En février 1973, un manifeste signé par 331 médecins déclarant publiquement avoir réalisé illégalement des avortements paraît dans le Nouvel Observateur. Deux mois plus tard, dans le but de défendre les signataires face aux risques d’inculpation et de sanctions disciplinaires, des membres du Planning familial et du Groupe information santé (GIS), accompagné·es par des militant·es du Mouvement pour la libération des femmes (MLF) et d’organisations d’extrême gauche, créent le Mouvement pour la liberté de l’avortement et de la contraception (Mlac).
L’association promeut une technique d’avortement simple, rapide et indolore : la méthode par aspiration, rapidement appelée « méthode Karman » (lire l’encadré page 99). Le discours et les pratiques du Mlac vont à l’encontre des savoirs issus de la formation médicale, uniquement centrés sur les complications de l’avortement.
Alors que depuis trois ans, le mouvement féministe impose dans le débat public l’avortement en tant que liberté élémentaire des femmes, l’appel à créer des comités locaux du Mlac et à bafouer ouvertement la loi pour en démontrer l’inanité est rapidement couronné de succès. Jusqu’à l’adoption de la loi relative à l’IVG, dans les premiers jours de l’année 1975 (1), ce sont entre 250 et 300 permanences du Mlac (et de mouvements assimilés) qui, à travers le territoire français, diffusent l’information sur les outils de contrôle des naissances et trouvent collectivement des moyens pour que les femmes puissent accéder à un avortement.

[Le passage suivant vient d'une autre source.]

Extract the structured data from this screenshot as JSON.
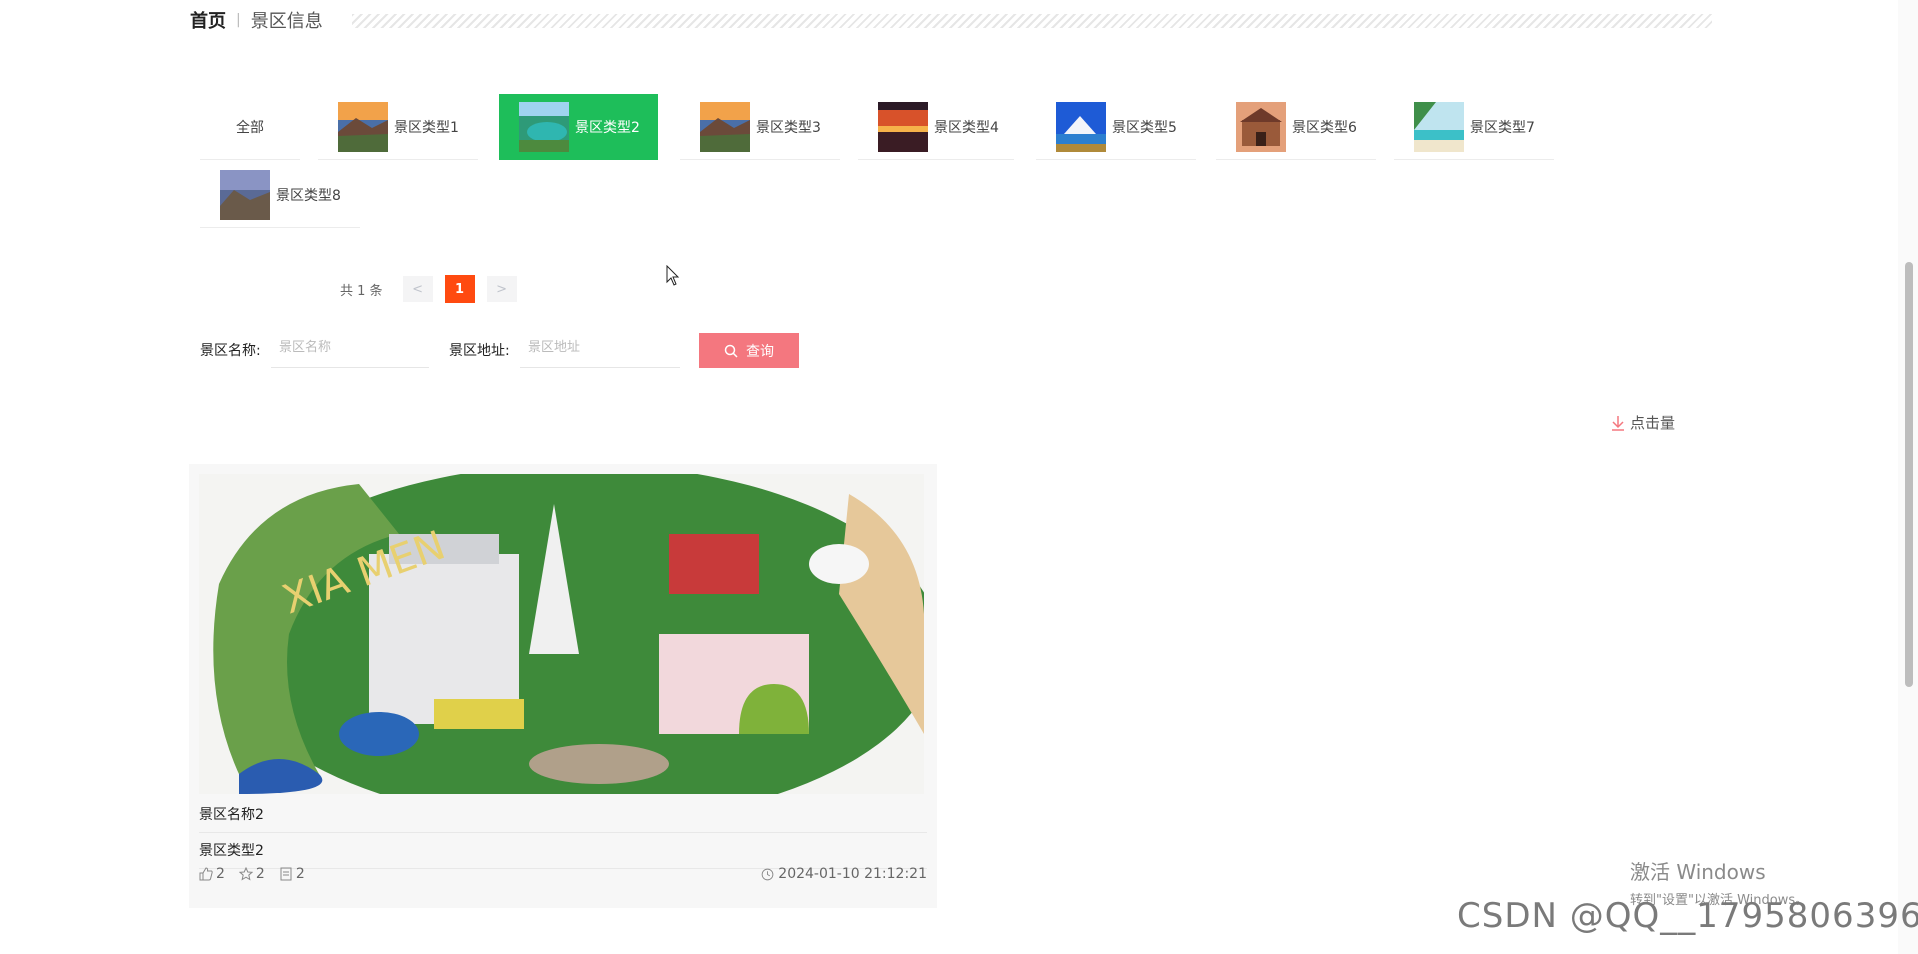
{
  "breadcrumb": {
    "home": "首页",
    "separator": "|",
    "current": "景区信息"
  },
  "categories": [
    {
      "label": "全部"
    },
    {
      "label": "景区类型1"
    },
    {
      "label": "景区类型2"
    },
    {
      "label": "景区类型3"
    },
    {
      "label": "景区类型4"
    },
    {
      "label": "景区类型5"
    },
    {
      "label": "景区类型6"
    },
    {
      "label": "景区类型7"
    },
    {
      "label": "景区类型8"
    }
  ],
  "active_category": "景区类型2",
  "pagination": {
    "total_text": "共 1 条",
    "prev": "<",
    "current_page": "1",
    "next": ">"
  },
  "search": {
    "name_label": "景区名称:",
    "name_placeholder": "景区名称",
    "name_value": "",
    "address_label": "景区地址:",
    "address_placeholder": "景区地址",
    "address_value": "",
    "button_label": "查询"
  },
  "sort": {
    "label": "点击量",
    "icon": "download-arrow-icon"
  },
  "card": {
    "name": "景区名称2",
    "type": "景区类型2",
    "likes": "2",
    "favorites": "2",
    "comments": "2",
    "time": "2024-01-10 21:12:21"
  },
  "watermark": {
    "windows_title": "激活 Windows",
    "windows_sub": "转到\"设置\"以激活 Windows。",
    "csdn": "CSDN @QQ__1795806396"
  },
  "colors": {
    "active_tab": "#1ebe5a",
    "page_active": "#ff4a10",
    "query_button": "#f4777f",
    "sort_icon": "#f4777f"
  }
}
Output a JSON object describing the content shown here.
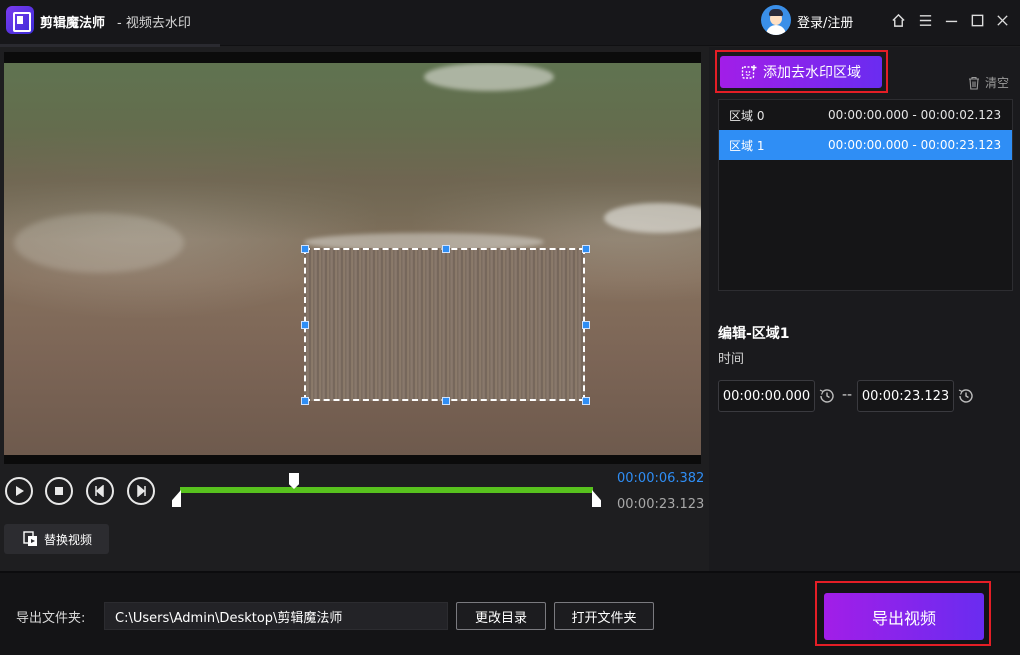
{
  "app": {
    "name": "剪辑魔法师",
    "subtitle": "- 视频去水印"
  },
  "header": {
    "login_label": "登录/注册"
  },
  "player": {
    "current_time": "00:00:06.382",
    "total_time": "00:00:23.123",
    "playhead_fraction": 0.276,
    "replace_video_label": "替换视频"
  },
  "watermark": {
    "add_region_label": "添加去水印区域",
    "clear_label": "清空",
    "regions": [
      {
        "name": "区域 0",
        "range": "00:00:00.000 - 00:00:02.123",
        "selected": false
      },
      {
        "name": "区域 1",
        "range": "00:00:00.000 - 00:00:23.123",
        "selected": true
      }
    ],
    "edit_title": "编辑-区域1",
    "time_label": "时间",
    "start_time": "00:00:00.000",
    "end_time": "00:00:23.123",
    "separator": "--"
  },
  "export": {
    "folder_label": "导出文件夹:",
    "folder_path": "C:\\Users\\Admin\\Desktop\\剪辑魔法师",
    "change_dir_label": "更改目录",
    "open_folder_label": "打开文件夹",
    "export_label": "导出视频"
  },
  "colors": {
    "accent_blue": "#2f8ef5",
    "accent_purple": "#8a24ec",
    "highlight_red": "#e41e26",
    "timeline_green": "#58c21e"
  }
}
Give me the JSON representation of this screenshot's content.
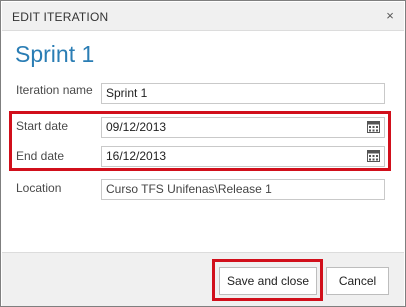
{
  "dialog": {
    "title": "EDIT ITERATION",
    "close_glyph": "×",
    "heading": "Sprint 1"
  },
  "fields": {
    "iteration_name": {
      "label": "Iteration name",
      "value": "Sprint 1"
    },
    "start_date": {
      "label": "Start date",
      "value": "09/12/2013",
      "icon": "calendar-icon"
    },
    "end_date": {
      "label": "End date",
      "value": "16/12/2013",
      "icon": "calendar-icon"
    },
    "location": {
      "label": "Location",
      "value": "Curso TFS Unifenas\\Release 1"
    }
  },
  "buttons": {
    "save": "Save and close",
    "cancel": "Cancel"
  },
  "colors": {
    "heading": "#2a7db4",
    "highlight": "#d10f1b",
    "titlebar": "#f0f0f0"
  }
}
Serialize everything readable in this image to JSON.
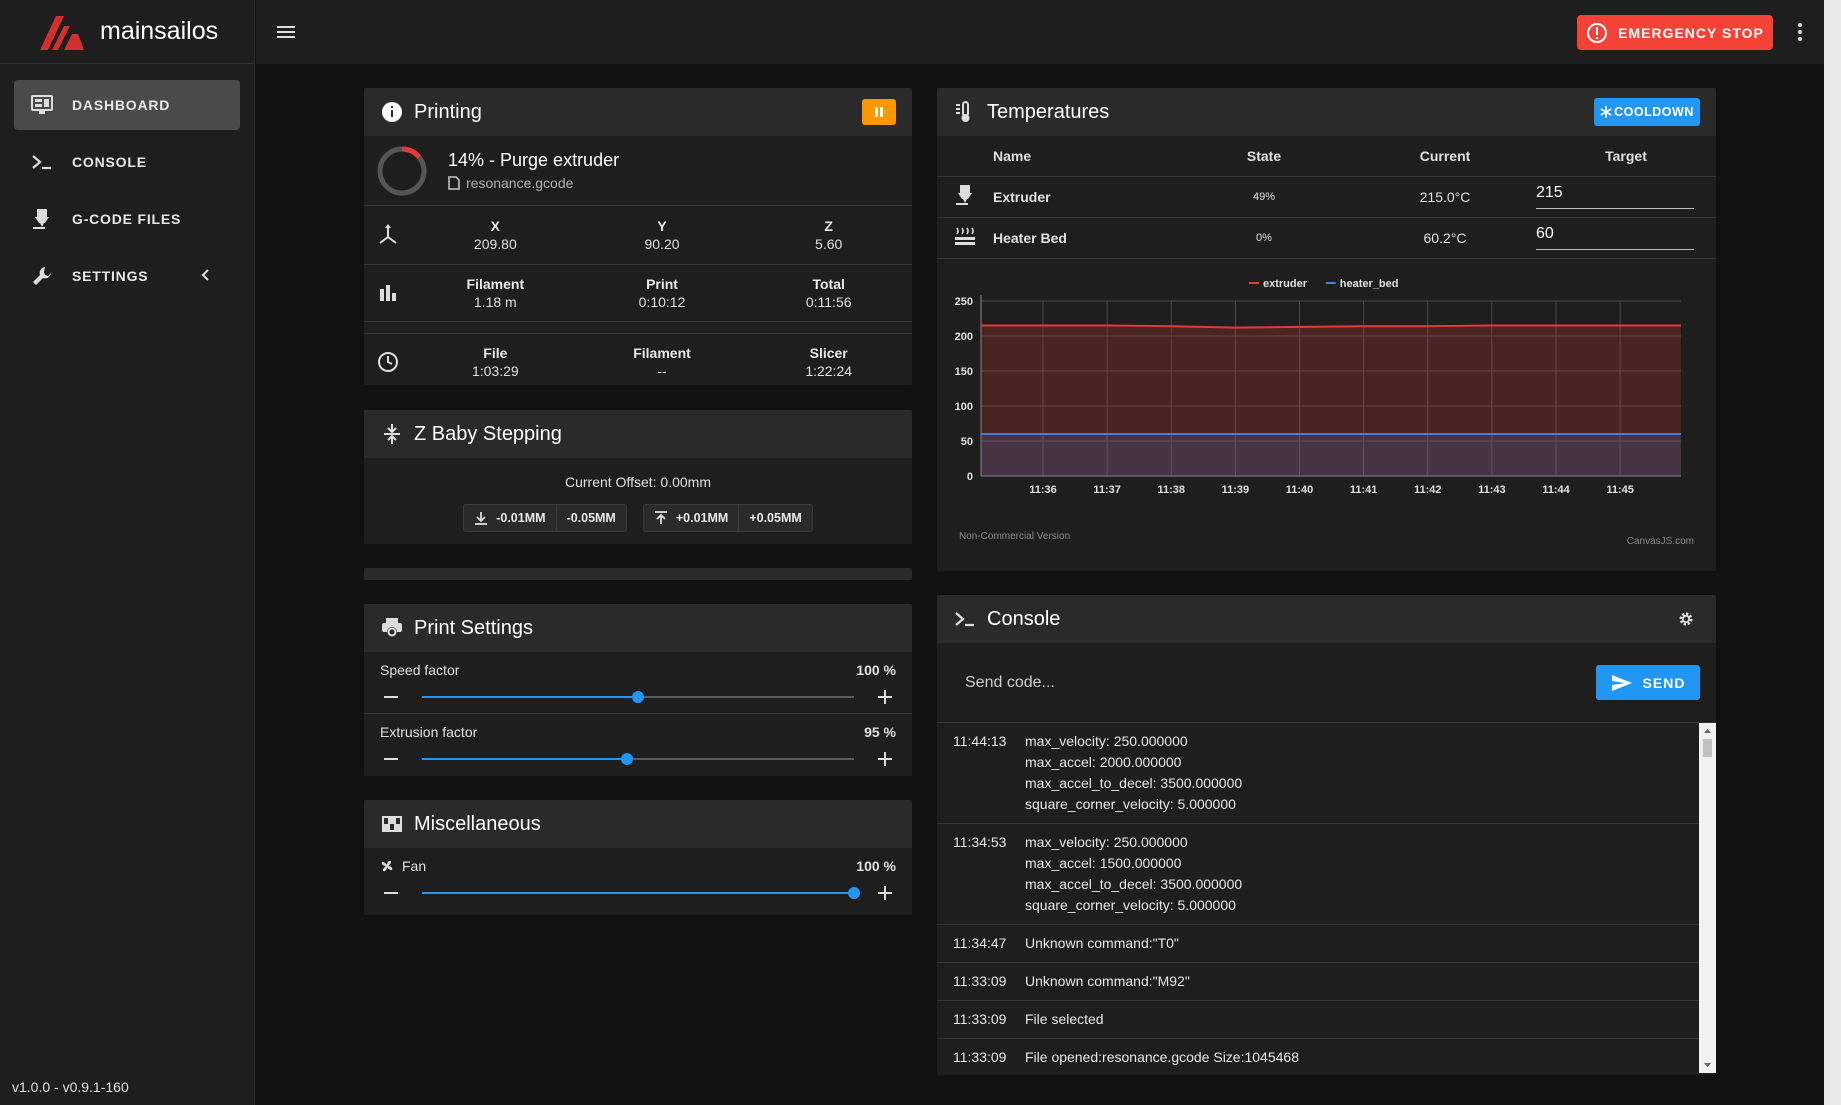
{
  "app": {
    "name": "mainsailos",
    "version": "v1.0.0 - v0.9.1-160"
  },
  "nav": [
    {
      "label": "DASHBOARD",
      "icon": "monitor-dashboard-icon",
      "active": true
    },
    {
      "label": "CONSOLE",
      "icon": "console-icon",
      "active": false
    },
    {
      "label": "G-CODE FILES",
      "icon": "printer-3d-nozzle-icon",
      "active": false
    },
    {
      "label": "SETTINGS",
      "icon": "wrench-icon",
      "active": false
    }
  ],
  "topbar": {
    "emergency_stop_label": "EMERGENCY STOP"
  },
  "printing": {
    "title": "Printing",
    "progress": 0.14,
    "job_title": "14% - Purge extruder",
    "filename": "resonance.gcode",
    "position": [
      {
        "label": "X",
        "value": "209.80"
      },
      {
        "label": "Y",
        "value": "90.20"
      },
      {
        "label": "Z",
        "value": "5.60"
      }
    ],
    "stats": [
      {
        "label": "Filament",
        "value": "1.18 m"
      },
      {
        "label": "Print",
        "value": "0:10:12"
      },
      {
        "label": "Total",
        "value": "0:11:56"
      }
    ],
    "estimates": [
      {
        "label": "File",
        "value": "1:03:29"
      },
      {
        "label": "Filament",
        "value": "--"
      },
      {
        "label": "Slicer",
        "value": "1:22:24"
      }
    ]
  },
  "baby_stepping": {
    "title": "Z Baby Stepping",
    "offset_text": "Current Offset: 0.00mm",
    "down_buttons": [
      "-0.01MM",
      "-0.05MM"
    ],
    "up_buttons": [
      "+0.01MM",
      "+0.05MM"
    ]
  },
  "print_settings": {
    "title": "Print Settings",
    "speed": {
      "label": "Speed factor",
      "value_text": "100 %",
      "fraction": 0.5
    },
    "extrusion": {
      "label": "Extrusion factor",
      "value_text": "95 %",
      "fraction": 0.475
    }
  },
  "misc": {
    "title": "Miscellaneous",
    "fan": {
      "label": "Fan",
      "value_text": "100 %",
      "fraction": 1.0
    }
  },
  "temperatures": {
    "title": "Temperatures",
    "cooldown_label": "COOLDOWN",
    "columns": [
      "Name",
      "State",
      "Current",
      "Target"
    ],
    "rows": [
      {
        "name": "Extruder",
        "state": "49%",
        "current": "215.0°C",
        "target": "215"
      },
      {
        "name": "Heater Bed",
        "state": "0%",
        "current": "60.2°C",
        "target": "60"
      }
    ]
  },
  "chart_data": {
    "type": "line",
    "x": [
      "11:35:20",
      "11:36",
      "11:37",
      "11:38",
      "11:38:30",
      "11:39",
      "11:40",
      "11:41",
      "11:42",
      "11:43",
      "11:44",
      "11:45"
    ],
    "x_ticks": [
      "11:36",
      "11:37",
      "11:38",
      "11:39",
      "11:40",
      "11:41",
      "11:42",
      "11:43",
      "11:44",
      "11:45"
    ],
    "series": [
      {
        "name": "extruder",
        "color": "#e53935",
        "values": [
          215,
          215,
          215,
          214,
          212,
          213,
          214,
          214,
          215,
          215,
          215,
          215
        ]
      },
      {
        "name": "heater_bed",
        "color": "#3f7fe0",
        "values": [
          60,
          60,
          60,
          60,
          60,
          60,
          60,
          60,
          60,
          60,
          60,
          60
        ]
      }
    ],
    "ylim": [
      0,
      250
    ],
    "y_ticks": [
      0,
      50,
      100,
      150,
      200,
      250
    ],
    "grid": true,
    "legend": "top-center",
    "watermark_left": "Non-Commercial Version",
    "watermark_right": "CanvasJS.com"
  },
  "console": {
    "title": "Console",
    "placeholder": "Send code...",
    "send_label": "SEND",
    "entries": [
      {
        "time": "11:44:13",
        "message": "max_velocity: 250.000000\nmax_accel: 2000.000000\nmax_accel_to_decel: 3500.000000\nsquare_corner_velocity: 5.000000"
      },
      {
        "time": "11:34:53",
        "message": "max_velocity: 250.000000\nmax_accel: 1500.000000\nmax_accel_to_decel: 3500.000000\nsquare_corner_velocity: 5.000000"
      },
      {
        "time": "11:34:47",
        "message": "Unknown command:\"T0\""
      },
      {
        "time": "11:33:09",
        "message": "Unknown command:\"M92\""
      },
      {
        "time": "11:33:09",
        "message": "File selected"
      },
      {
        "time": "11:33:09",
        "message": "File opened:resonance.gcode Size:1045468"
      }
    ]
  }
}
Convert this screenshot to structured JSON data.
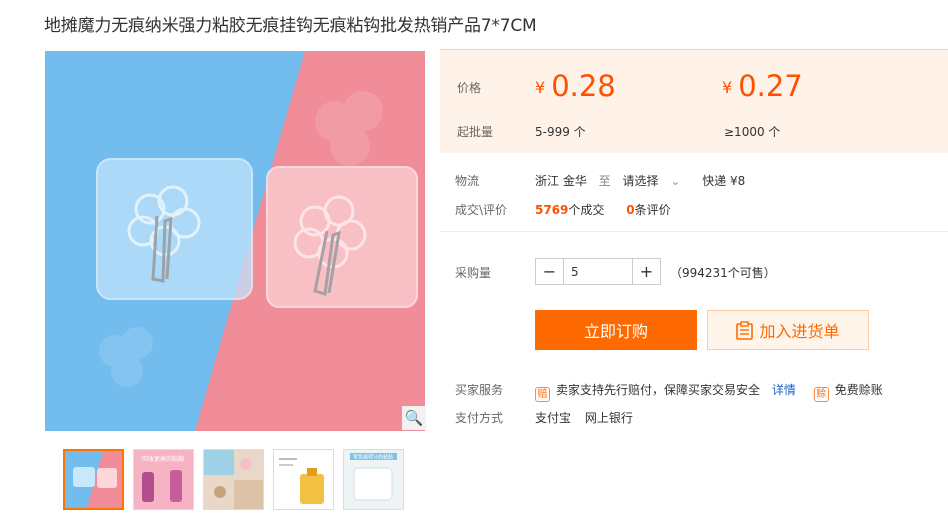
{
  "product": {
    "title": "地摊魔力无痕纳米强力粘胶无痕挂钩无痕粘钩批发热销产品7*7CM"
  },
  "gallery": {
    "zoom_icon": "magnifier-icon",
    "thumbnail_count": 5,
    "thumb_labels": [
      "",
      "回收更高的粘胸",
      "",
      "",
      "零负载荷计的粘贴"
    ]
  },
  "pricing": {
    "price_label": "价格",
    "moq_label": "起批量",
    "currency": "¥",
    "tiers": [
      {
        "price": "0.28",
        "range": "5-999 个"
      },
      {
        "price": "0.27",
        "range": "≥1000 个"
      }
    ],
    "accent": "#ff5000"
  },
  "logistics": {
    "label": "物流",
    "origin": "浙江 金华",
    "to": "至",
    "destination": "请选择",
    "shipping": "快递 ¥8"
  },
  "deals": {
    "label": "成交\\评价",
    "sold_count": "5769",
    "sold_suffix": "个成交",
    "review_count": "0",
    "review_suffix": "条评价"
  },
  "purchase": {
    "label": "采购量",
    "quantity": "5",
    "minus": "−",
    "plus": "+",
    "stock": "（994231个可售）"
  },
  "actions": {
    "buy_now": "立即订购",
    "add_cart": "加入进货单"
  },
  "services": {
    "label": "买家服务",
    "guarantee": "卖家支持先行赔付，保障买家交易安全",
    "details": "详情",
    "free_account": "免费赊账",
    "guarantee_icon": "shield-icon",
    "account_icon": "credit-icon"
  },
  "payment": {
    "label": "支付方式",
    "methods": [
      "支付宝",
      "网上银行"
    ]
  }
}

Dans l’effervescence post-soixante-huitarde, le Mlac se distingue rapidement par l’inventivité de son registre d’action, et apparaît comme un mouvement patchwork qui attire la gauche révolutionnaire et l’extrême gauche contre-culturelle : maoïstes, trotskistes, membres du Parti socialiste unifié (PSU), mais aussi « groupes femmes » (2), syndicalistes ou encore partisan·es d’une critique de l’institution médicale joignent leurs forces pour tenir les permanences et organiser la propagande. La mixité de sexe qui domine ces espaces militants fait alors exception parmi les mobilisations pour la cause des femmes. Le brassage d’individus et d’influences multiples donne lieu à des comités très hétérogènes, autonomes et ancrés dans les moyennes et grandes villes.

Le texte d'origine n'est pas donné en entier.